La anterior actividad probatoria constituye sin duda alguna prueba de cargo suficiente sobre la participación de la recurrente en los presentes hechos delictivos, por lo que correspondía a ésta la carga de ofrecer una explicación satisfactoria y pausible que impidiese el dictado de una sentencia condenatoria en su contra, explicación que en este caso no ofreció dada su injustificada incomparecencia.
Por lo expuesto, esta Sala considera que la prueba practicada en juicio ha sido correctamente utilizada por la Magistrada a quo para llegar a una convicción razonada y fundada de culpabilidad y para estimar acreditado que la recurrente fue autora del delito de maltrato animal que se describe en el relato de hechos probados de la resolución recurrida; lo que permite concluir que no concurre arbitrariedad ni falta de lógica en el juicio de inferencia realizado por la Juzgadora, existiendo actividad probatoria más que suficiente para desvirtuar la presunción de inocencia, por lo que procede desestimar el motivo del recurso.
TERCERO.- Alternativamente, entiende el recurrente que debió apreciarse la circunstancia atenuante de dilaciones indebidas del art. 21.6 del Código Penal como muy cualificada.
El motivo debe ser estimado en parte.
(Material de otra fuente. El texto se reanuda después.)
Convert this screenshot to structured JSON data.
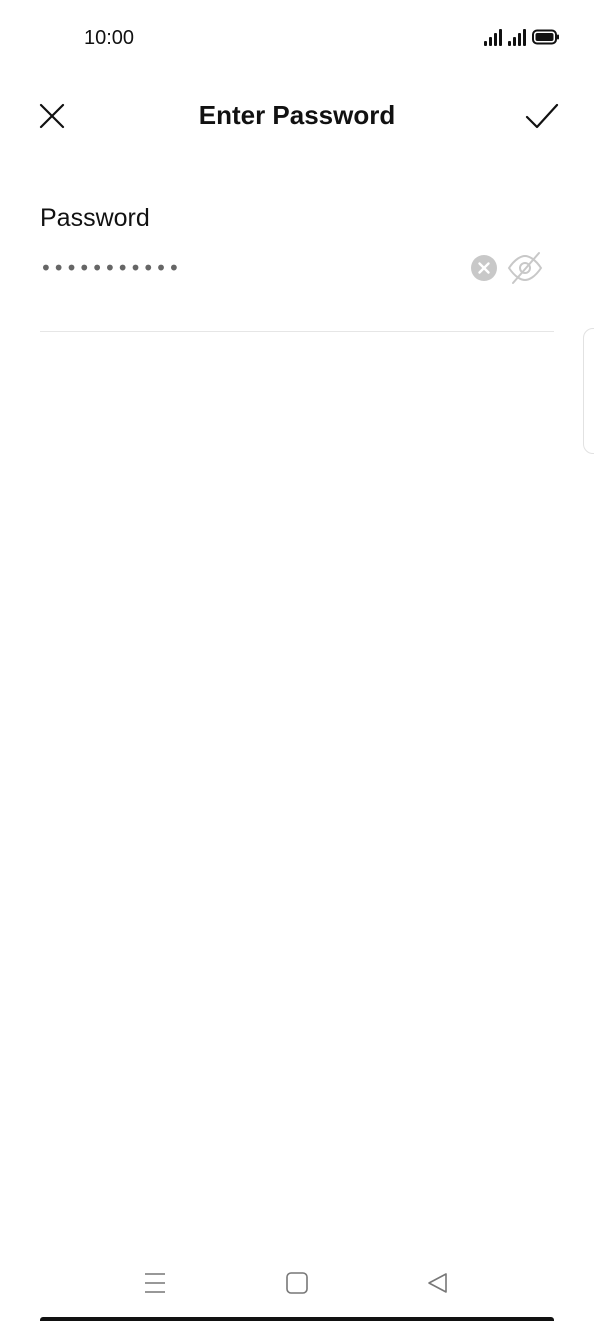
{
  "status_bar": {
    "time": "10:00",
    "icons": [
      "signal-icon",
      "signal-icon",
      "battery-icon"
    ]
  },
  "app_bar": {
    "title": "Enter Password",
    "close_icon": "close-icon",
    "confirm_icon": "checkmark-icon"
  },
  "form": {
    "password_label": "Password",
    "password_value": "•••••••••••",
    "clear_icon": "clear-icon",
    "visibility_icon": "eye-off-icon"
  },
  "nav_bar": {
    "icons": [
      "menu-icon",
      "home-icon",
      "back-icon"
    ]
  },
  "colors": {
    "text": "#111111",
    "icon_gray": "#c8c8c8",
    "divider": "#e6e6e6",
    "background": "#ffffff"
  }
}
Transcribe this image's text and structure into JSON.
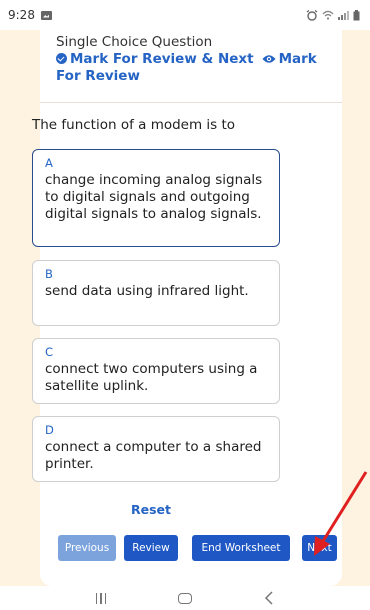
{
  "status_bar": {
    "time": "9:28"
  },
  "header": {
    "question_type": "Single Choice Question",
    "mark_review_next_label": "Mark For Review & Next",
    "mark_review_label": "Mark For Review"
  },
  "question": {
    "text": "The function of a modem is to"
  },
  "options": [
    {
      "letter": "A",
      "text": "change incoming analog signals to digital signals and outgoing digital signals to analog signals.",
      "selected": true
    },
    {
      "letter": "B",
      "text": "send data using infrared light.",
      "selected": false
    },
    {
      "letter": "C",
      "text": "connect two computers using a satellite uplink.",
      "selected": false
    },
    {
      "letter": "D",
      "text": "connect a computer to a shared printer.",
      "selected": false
    }
  ],
  "actions": {
    "reset_label": "Reset",
    "previous_label": "Previous",
    "review_label": "Review",
    "end_worksheet_label": "End Worksheet",
    "next_label": "Next"
  },
  "colors": {
    "accent": "#1f58c4",
    "link": "#2564c4",
    "disabled_button": "#7da3dd",
    "background": "#fdf3e0",
    "annotation_arrow": "#e02020"
  },
  "icons": [
    "image-icon",
    "alarm-icon",
    "wifi-icon",
    "signal-icon",
    "battery-icon",
    "check-circle-icon",
    "eye-icon",
    "recents-icon",
    "home-icon",
    "back-icon",
    "annotation-arrow-icon"
  ]
}
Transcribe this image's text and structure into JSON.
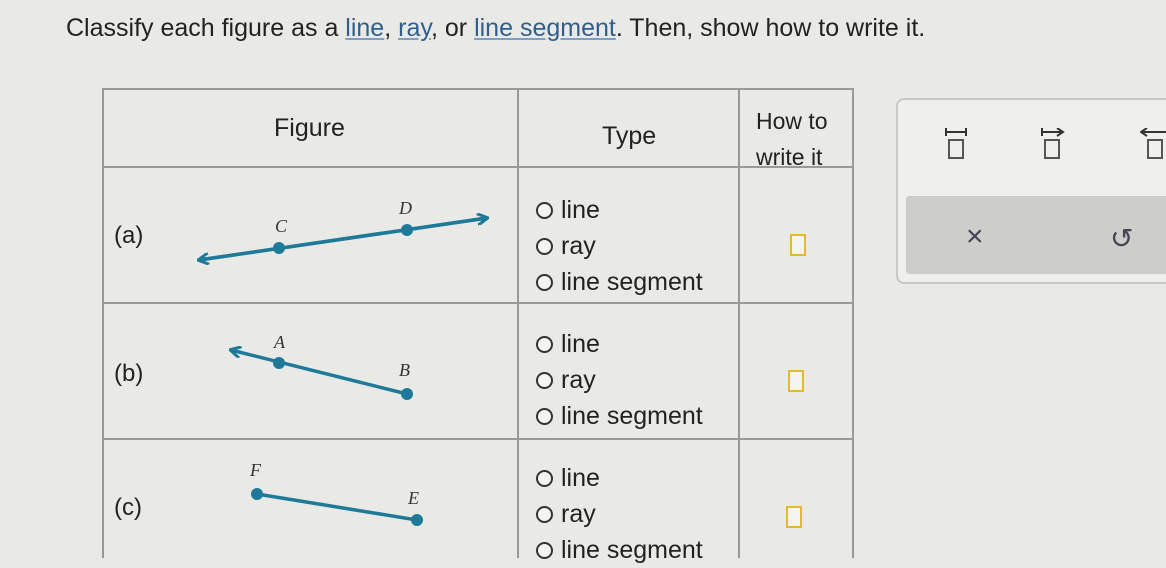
{
  "instructions": {
    "prefix": "Classify each figure as a ",
    "term_line": "line",
    "sep1": ", ",
    "term_ray": "ray",
    "sep2": ", or ",
    "term_segment": "line segment",
    "suffix": ". Then, show how to write it."
  },
  "table": {
    "headers": {
      "figure": "Figure",
      "type": "Type",
      "write_line1": "How to",
      "write_line2": "write it"
    },
    "rows": [
      {
        "label": "(a)",
        "points": [
          "C",
          "D"
        ],
        "options": [
          "line",
          "ray",
          "line segment"
        ]
      },
      {
        "label": "(b)",
        "points": [
          "A",
          "B"
        ],
        "options": [
          "line",
          "ray",
          "line segment"
        ]
      },
      {
        "label": "(c)",
        "points": [
          "F",
          "E"
        ],
        "options": [
          "line",
          "ray",
          "line segment"
        ]
      }
    ]
  },
  "colors": {
    "figure_stroke": "#1f7a9a",
    "answer_box_border": "#e7b92a",
    "link": "#2f5f8f"
  },
  "toolbar": {
    "icons": [
      "segment-notation-icon",
      "ray-notation-icon",
      "line-notation-icon",
      "clear-icon",
      "undo-icon"
    ],
    "clear_symbol": "×",
    "undo_symbol": "↺"
  }
}
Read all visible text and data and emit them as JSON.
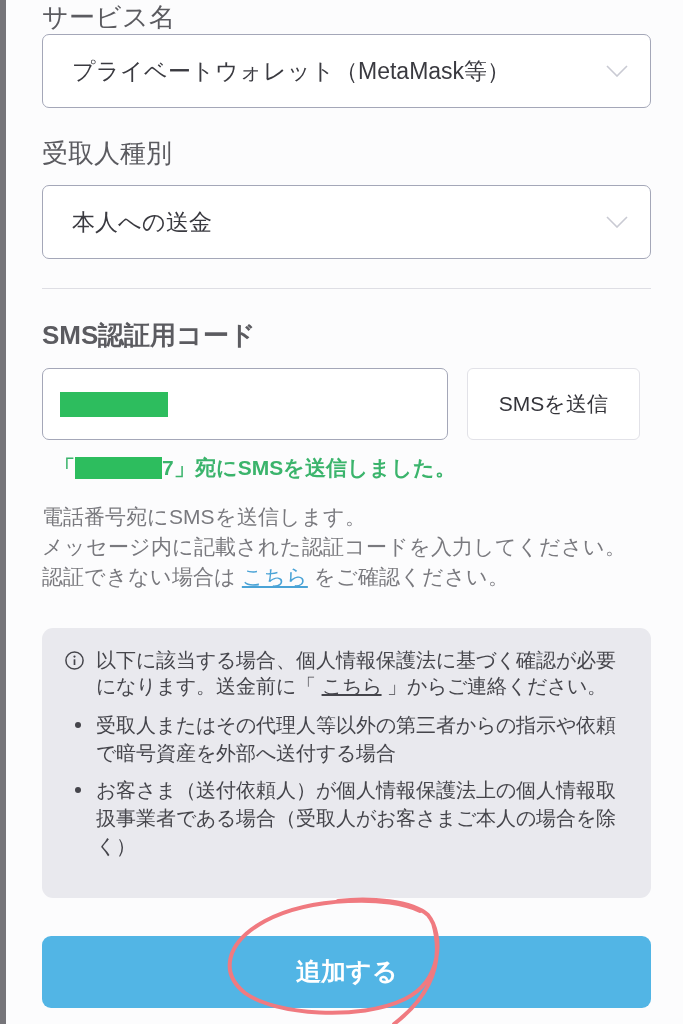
{
  "selects": [
    {
      "label": "サービス名",
      "value": "プライベートウォレット（MetaMask等）"
    },
    {
      "label": "受取人種別",
      "value": "本人への送金"
    }
  ],
  "sms_code": {
    "label": "SMS認証用コード",
    "send_button": "SMSを送信",
    "sent_notice": {
      "before": "「",
      "after": "7」宛にSMSを送信しました。"
    }
  },
  "help_text": {
    "lines": [
      "電話番号宛にSMSを送信します。",
      "メッセージ内に記載された認証コードを入力してください。"
    ],
    "last_line": {
      "before": "認証できない場合は ",
      "link": "こちら",
      "after": " をご確認ください。"
    }
  },
  "notice_box": {
    "intro": {
      "before": "以下に該当する場合、個人情報保護法に基づく確認が必要になります。送金前に「 ",
      "link": "こちら",
      "after": " 」からご連絡ください。"
    },
    "items": [
      "受取人またはその代理人等以外の第三者からの指示や依頼で暗号資産を外部へ送付する場合",
      "お客さま（送付依頼人）が個人情報保護法上の個人情報取扱事業者である場合（受取人がお客さまご本人の場合を除く）"
    ]
  },
  "submit_button": "追加する"
}
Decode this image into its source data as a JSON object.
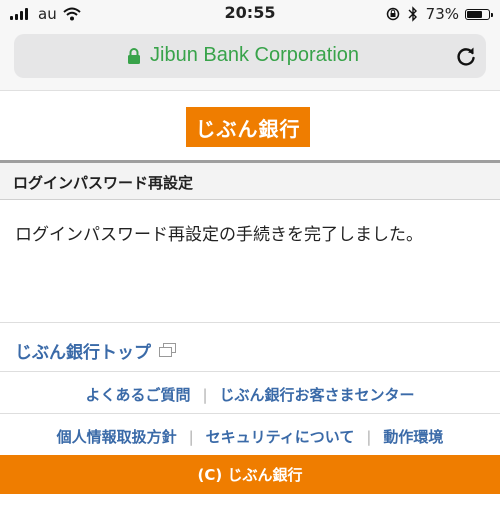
{
  "status_bar": {
    "carrier": "au",
    "time": "20:55",
    "battery": "73%",
    "battery_level": 0.73
  },
  "browser": {
    "site_label": "Jibun Bank Corporation",
    "accent_color": "#38a34a"
  },
  "page": {
    "logo_text": "じぶん銀行",
    "section_title": "ログインパスワード再設定",
    "message": "ログインパスワード再設定の手続きを完了しました。",
    "top_link": "じぶん銀行トップ",
    "links_row1": [
      "よくあるご質問",
      "じぶん銀行お客さまセンター"
    ],
    "links_row2": [
      "個人情報取扱方針",
      "セキュリティについて",
      "動作環境"
    ],
    "footer": "(C) じぶん銀行",
    "brand_color": "#ef7d00",
    "link_color": "#3a6aa8"
  }
}
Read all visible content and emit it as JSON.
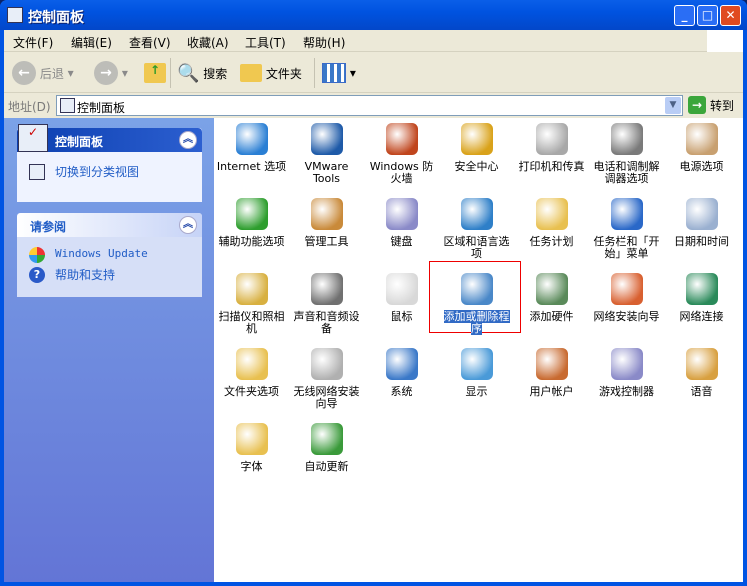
{
  "window": {
    "title": "控制面板"
  },
  "menu": [
    "文件(F)",
    "编辑(E)",
    "查看(V)",
    "收藏(A)",
    "工具(T)",
    "帮助(H)"
  ],
  "toolbar": {
    "back": "后退",
    "search": "搜索",
    "folders": "文件夹"
  },
  "address": {
    "label": "地址(D)",
    "value": "控制面板",
    "go": "转到"
  },
  "sidebar": {
    "panel1": {
      "title": "控制面板",
      "link": "切换到分类视图"
    },
    "panel2": {
      "title": "请参阅",
      "links": [
        "Windows Update",
        "帮助和支持"
      ]
    }
  },
  "items": [
    {
      "label": "Internet 选项",
      "color": "#2a7fd4"
    },
    {
      "label": "VMware Tools",
      "color": "#1e5aa8"
    },
    {
      "label": "Windows 防火墙",
      "color": "#c0451d"
    },
    {
      "label": "安全中心",
      "color": "#d9a21a"
    },
    {
      "label": "打印机和传真",
      "color": "#a8a8a8"
    },
    {
      "label": "电话和调制解调器选项",
      "color": "#7a7a7a"
    },
    {
      "label": "电源选项",
      "color": "#c8a070"
    },
    {
      "label": "辅助功能选项",
      "color": "#2e9e2e"
    },
    {
      "label": "管理工具",
      "color": "#c98a3a"
    },
    {
      "label": "键盘",
      "color": "#8a8ac8"
    },
    {
      "label": "区域和语言选项",
      "color": "#2e7fc8"
    },
    {
      "label": "任务计划",
      "color": "#e8c050"
    },
    {
      "label": "任务栏和「开始」菜单",
      "color": "#2a68c8"
    },
    {
      "label": "日期和时间",
      "color": "#9ab0d0"
    },
    {
      "label": "扫描仪和照相机",
      "color": "#d8b040"
    },
    {
      "label": "声音和音频设备",
      "color": "#707070"
    },
    {
      "label": "鼠标",
      "color": "#d8d8d8"
    },
    {
      "label": "添加或删除程序",
      "color": "#4a88c8",
      "selected": true
    },
    {
      "label": "添加硬件",
      "color": "#5a8a5a"
    },
    {
      "label": "网络安装向导",
      "color": "#d86030"
    },
    {
      "label": "网络连接",
      "color": "#2a8a5a"
    },
    {
      "label": "文件夹选项",
      "color": "#e8c050"
    },
    {
      "label": "无线网络安装向导",
      "color": "#b0b0b0"
    },
    {
      "label": "系统",
      "color": "#3a78c8"
    },
    {
      "label": "显示",
      "color": "#4a9ad8"
    },
    {
      "label": "用户帐户",
      "color": "#c86a30"
    },
    {
      "label": "游戏控制器",
      "color": "#8a8ac8"
    },
    {
      "label": "语音",
      "color": "#d8a040"
    },
    {
      "label": "字体",
      "color": "#e8c050"
    },
    {
      "label": "自动更新",
      "color": "#3a9a3a"
    }
  ]
}
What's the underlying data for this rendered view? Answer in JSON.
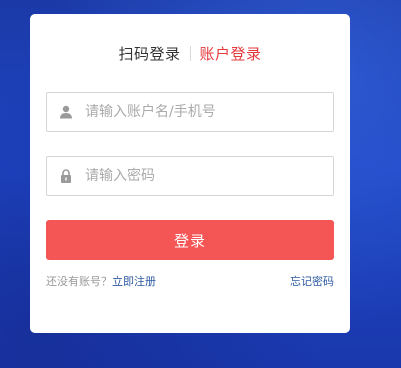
{
  "tabs": {
    "qr_login": "扫码登录",
    "account_login": "账户登录"
  },
  "fields": {
    "username_placeholder": "请输入账户名/手机号",
    "password_placeholder": "请输入密码",
    "username_icon": "user-icon",
    "password_icon": "lock-icon"
  },
  "login_button": "登录",
  "footer": {
    "no_account_text": "还没有账号？",
    "register_link": "立即注册",
    "forgot_link": "忘记密码"
  },
  "colors": {
    "active_tab": "#e4393c",
    "button": "#f45655",
    "link": "#2d5aa0",
    "background": "#1e45c4"
  }
}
La STS de 26-04-13 sintetiza con especial claridad la doctrina jurisprudencial con relación a la atenuante mencionada. Se recoge en la STS que son dos los aspectos que han de valorarse para interpretar correctamente esta atenuante. Por un lado, la existencia de un plazo razonable para que la causa sea enjuiciada y sentenciada, al que se refiere el artículo 6 del Convenio para la Protección de los Derechos Humanos y de las Libertades Fundamentales, que reconoce a toda persona el 'derecho a que la causa sea oída dentro de un plazo razonable', y, por otro lado, la existencia de dilaciones indebidas, siendo éstas un retardo o retraso en la tramitación que debe valorarse con la comprobación de las efectivas paralizaciones que haya podido sufrir las causa penal en el devenir de su tramitación. El concepto de plazo razonable es más amplio que el de dilaciones indebidas, en tanto recoge el derecho de todo justiciable a que su causa sea vista en un tiempo prudencial, que ha de tener como índices referenciales la complejidad de la misma y los avatares procesales de otras de la propia naturaleza, junto a los medios disponibles en la Administración de Justicia. Como sostiene el TS en la sentencia citada con cita de otras anteriores, 'La doctrina jurisprudencial sostiene que el fundamento de la atenuación consiste en que la pérdida de derechos, es decir, el menoscabo del derecho fundamental a ser enjuiciado en un plazo razonable o sin dilaciones indebidas, equivale a una pena natural, que debe compensarse en la pena que vaya a ser judicialmente impuesta por el delito para mantener la proporcionalidad entre la gravedad de la pena (la pérdida de bienes o derechos derivada del proceso penal) y el mal causado por la conducta delictiva ( SSTC 177/2004 y 153/2004)'. En cuanto al cómputo del plazo razonable, el TS sostiene que comienza a correr cuando una persona es imputada formalmente y finaliza con la sentencia que pone fin a la causa.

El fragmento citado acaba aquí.